Una delle qualità più belle di Charles de Foucauld è la sua capacità di legarsi alle persone: a imitazione di Gesù, è stato un uomo per Dio e per gli altri; in particolare, il suo rapporto con la famiglia d’origine ha una bellezza e un’intensità rare. Il legame tra Charles e il cugino Louis de Foucauld si inserisce in questa relazione profonda e assidua con i suoi familiari.
Nell’epistolario si coglie un intreccio di rapporti condivisi con semplicità e confidenza, emerge la realtà di una famiglia allargata che attraverso la cura e la dedizione ha saputo condividere i passaggi della vita e affrontare le sofferenze che ogni esistenza umana riserva.

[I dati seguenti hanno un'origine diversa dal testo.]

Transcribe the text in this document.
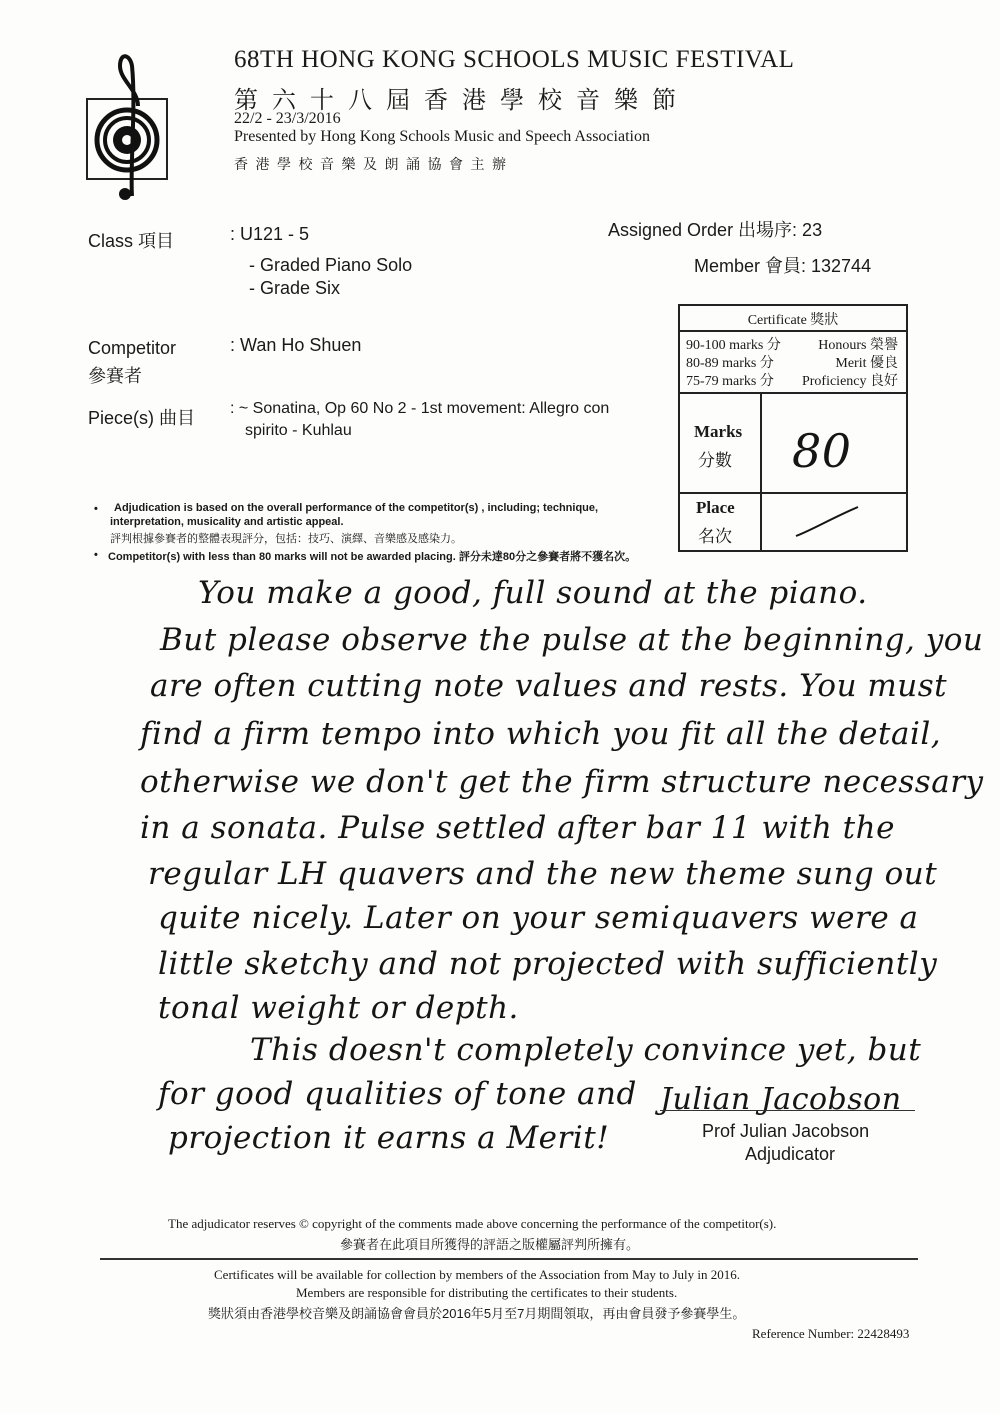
68TH HONG KONG SCHOOLS MUSIC FESTIVAL
第 六 十 八 屆 香 港 學 校 音 樂 節
22/2 - 23/3/2016
Presented by Hong Kong Schools Music and Speech Association
香 港 學 校 音 樂 及 朗 誦 協 會 主 辦
Class 項目	: U121 - 5
- Graded Piano Solo
- Grade Six
Assigned Order 出場序: 23
Member 會員: 132744
Competitor
參賽者
: Wan Ho Shuen
Piece(s) 曲目 : ~ Sonatina, Op 60 No 2 - 1st movement: Allegro con
spirito - Kuhlau
Certificate 獎狀
90-100 marks 分	Honours 榮譽
80-89 marks 分	Merit 優良
75-79 marks 分 Proficiency 良好
Marks
分數 80
Place
名次
• Adjudication is based on the overall performance of the competitor(s) , including; technique,
interpretation, musicality and artistic appeal.
評判根據參賽者的整體表現評分，包括：技巧、演繹、音樂感及感染力。
• Competitor(s) with less than 80 marks will not be awarded placing. 評分未達80分之參賽者將不獲名次。
You make a good, full sound at the piano.
But please observe the pulse at the beginning, you
are often cutting note values and rests. You must
find a firm tempo into which you fit all the detail,
otherwise we don't get the firm structure necessary
in a sonata. Pulse settled after bar 11 with the
regular LH quavers and the new theme sung out
quite nicely. Later on your semiquavers were a
little sketchy and not projected with sufficiently
tonal weight or depth.
This doesn't completely convince yet, but
for good qualities of tone and
projection it earns a Merit!
Julian Jacobson
Prof Julian Jacobson
Adjudicator
The adjudicator reserves © copyright of the comments made above concerning the performance of the competitor(s).
參賽者在此項目所獲得的評語之版權屬評判所擁有。
Certificates will be available for collection by members of the Association from May to July in 2016.
Members are responsible for distributing the certificates to their students.
獎狀須由香港學校音樂及朗誦協會會員於2016年5月至7月期間領取，再由會員發予參賽學生。
Reference Number: 22428493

Queste lettere lasciano un messaggio di profonda speranza e consolazione: i legami con le persone che amiamo e che ci hanno amato sono all’origine della vita, passano di generazione in generazione e vanno oltre la morte, fino a quando ci ritroveremo uniti per sempre nella gioia del cielo.
«Questa è la sostanza della vita: dimenticare sé stessi per gli altri.
È la legge della carità fondamento di ogni bene».
Questo volume prosegue la pubblicazione dell’intero corpus di scritti di Charles de Foucauld, in una nuova traduzione italiana, sulla base dei manoscritti originali.